The cop is back at my side and we are the crate again, he with his clipboard and me with a WTF look on my face. “Listen, buddy, let’s be reasonable. Let’s just settle this so we can both get on with our day, okay?”
I look at the cop and he blinks at me then quickly wipes his face three times.
Now, at this point I am thinking about having myself pull a concealed fly swatter and I even imagine I am Clint Eastwood spinning my flyswatter like Clint does his revolver after blowing a bad guy’s brains out. But then I would get the cop’s runny eggs eyes all over me. If I hit him elsewhere I get sour cream all over me. I could pull out my concealed spatula and flip him over, but then I would face a fine for humiliating a cop and be made to be a practice dummy while the police practice punching with their elbows, shoulders, knees and hips during the “stop resisting” drill.
I am overcome with anxiety and impotence and began praying, “God, oh God, please get me the heck outta here! There are forces at work here I do not understand and who have captured me. Please help me wake up! I’ll read Jonathan Edwards even; wait, let me see if I can wait a few moments longer.”

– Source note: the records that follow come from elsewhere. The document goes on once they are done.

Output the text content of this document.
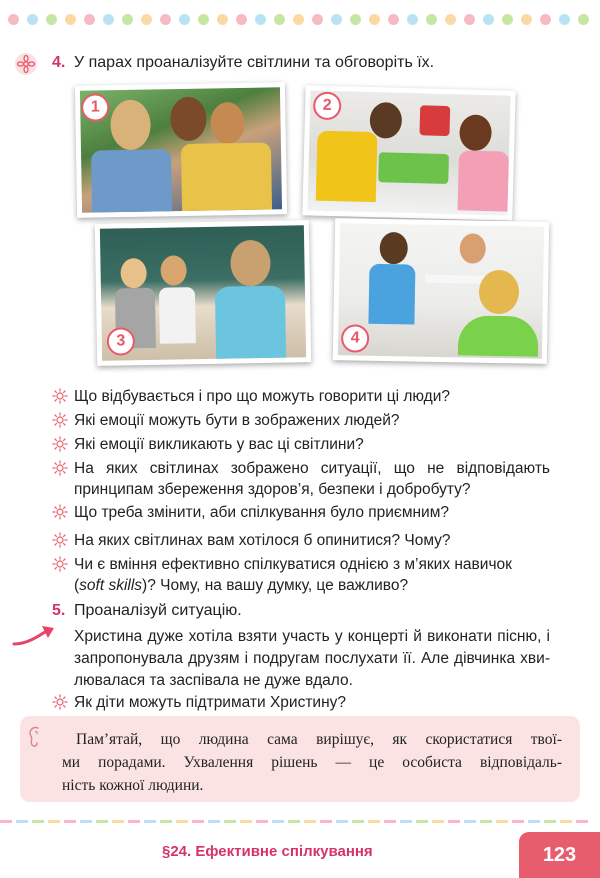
4. У парах проаналізуйте світлини та обговоріть їх.
1	2
3	4
Що відбувається і про що можуть говорити ці люди?
Які емоції можуть бути в зображених людей?
Які емоції викликають у вас ці світлини?
На яких світлинах зображено ситуації, що не відповідають
принципам збереження здоров’я, безпеки і добробуту?
Що треба змінити, аби спілкування було приємним?
На яких світлинах вам хотілося б опинитися? Чому?
Чи є вміння ефективно спілкуватися однією з м’яких навичок
(soft skills)? Чому, на вашу думку, це важливо?
5. Проаналізуй ситуацію.
Христина дуже хотіла взяти участь у концерті й виконати пісню, і
запропонувала друзям і подругам послухати її. Але дівчинка хви-
лювалася та заспівала не дуже вдало.
Як діти можуть підтримати Христину?
Пам’ятай, що людина сама вирішує, як скористатися твої-
ми порадами. Ухвалення рішень — це особиста відповідаль-
ність кожної людини.
§24. Ефективне спілкування	123
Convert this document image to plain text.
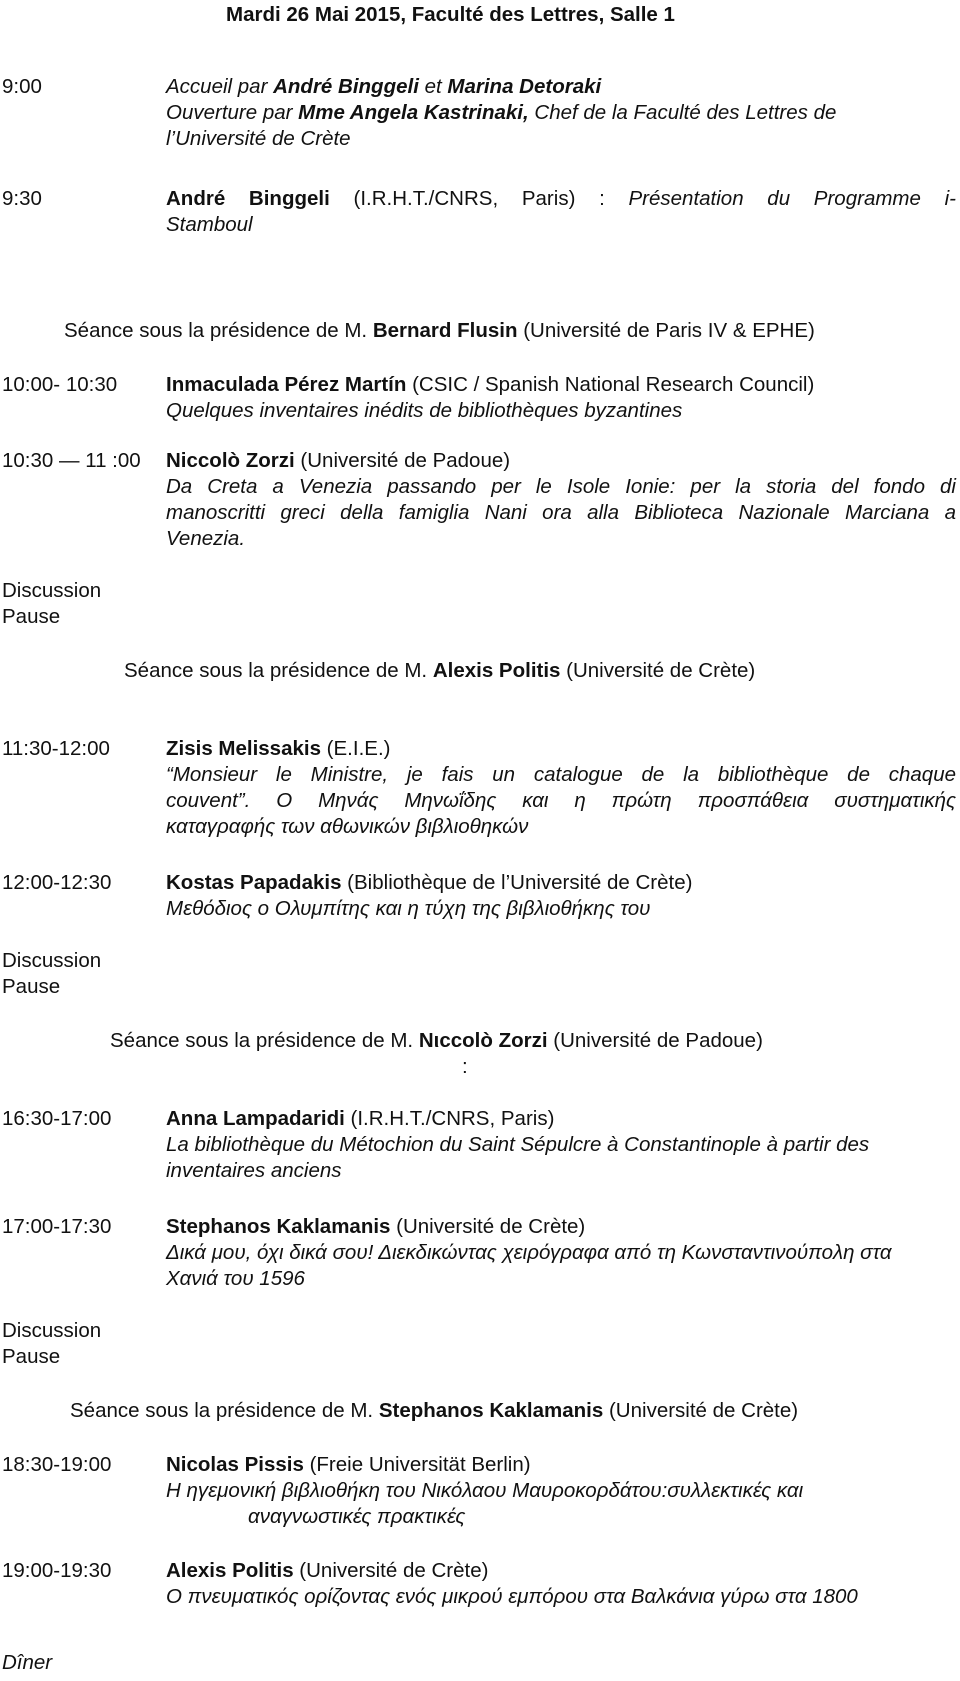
Mardi 26 Mai 2015, Faculté des Lettres, Salle 1
9:00	Accueil par André Binggeli et Marina Detoraki
Ouverture par Mme Angela Kastrinaki, Chef de la Faculté des Lettres de
l’Université de Crète
9:30	André Binggeli (I.R.H.T./CNRS, Paris) : Présentation du Programme i-
Stamboul
Séance sous la présidence de M. Bernard Flusin (Université de Paris IV & EPHE)
10:00- 10:30 Inmaculada Pérez Martín (CSIC / Spanish National Research Council)
Quelques inventaires inédits de bibliothèques byzantines
10:30 — 11 :00 Niccolò Zorzi (Université de Padoue)
Da Creta a Venezia passando per le Isole Ionie: per la storia del fondo di
manoscritti greci della famiglia Nani ora alla Biblioteca Nazionale Marciana a
Venezia.
Discussion
Pause
Séance sous la présidence de M. Alexis Politis (Université de Crète)
11:30-12:00	Zisis Melissakis (E.I.E.)
“Monsieur le Ministre, je fais un catalogue de la bibliothèque de chaque
couvent”. Ο Μηνάς Μηνωΐδης και η πρώτη προσπάθεια συστηματικής
καταγραφής των αθωνικών βιβλιοθηκών
12:00-12:30	Kostas Papadakis (Bibliothèque de l’Université de Crète)
Μεθόδιος ο Ολυμπίτης και η τύχη της βιβλιοθήκης του
Discussion
Pause
Séance sous la présidence de M. Nιccolò Zorzi (Université de Padoue)
:
16:30-17:00	Anna Lampadaridi (I.R.H.T./CNRS, Paris)
La bibliothèque du Métochion du Saint Sépulcre à Constantinople à partir des
inventaires anciens
17:00-17:30	Stephanos Kaklamanis (Université de Crète)
Δικά μου, όχι δικά σου! Διεκδικώντας χειρόγραφα από τη Κωνσταντινούπολη στα
Χανιά του 1596
Discussion
Pause
Séance sous la présidence de M. Stephanos Kaklamanis (Université de Crète)
18:30-19:00	Nicolas Pissis (Freie Universität Berlin)
Η ηγεμονική βιβλιοθήκη του Νικόλαου Μαυροκορδάτου:συλλεκτικές και
αναγνωστικές πρακτικές
19:00-19:30	Alexis Politis (Université de Crète)
Ο πνευματικός ορίζοντας ενός μικρού εμπόρου στα Βαλκάνια γύρω στα 1800
Dîner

I see my reflection in a mirror which makes me fall asleep, and I slink along the hallway past the door to my bedroom where my motionless body lies beneath a blanket. As I descend carpeted stairs to a kitchen with a sliding glass door I see the cop chasing the fly with a swatter in one hand. And just as the fly is about to fly into the sliding door it veers away and the cop runs face first into the door. I hear the thud and see the blood. I think I saw a tooth fly outta the cop’s mouth. But the glass sort of becomes a gel and a tube, like the mouth of a digestive system, and slowly ungulates as it sucks him in.
My head rushes forward, gasping because I was sleeping on my back. I look at the mirror and I am awake. The brain is active and vaguely aware that I am not an idea but material. I wipe drool on my arm, scratch my scalp, and get up and walk to my living room. I look through the sliding door at the trees barely shaken with breeze. A squirrel, on its hind legs and looking like a prairie dog sniffs the wind for danger then quickly darts away. A dog barks. I open the door to let in the outside air. A fly buzzes in.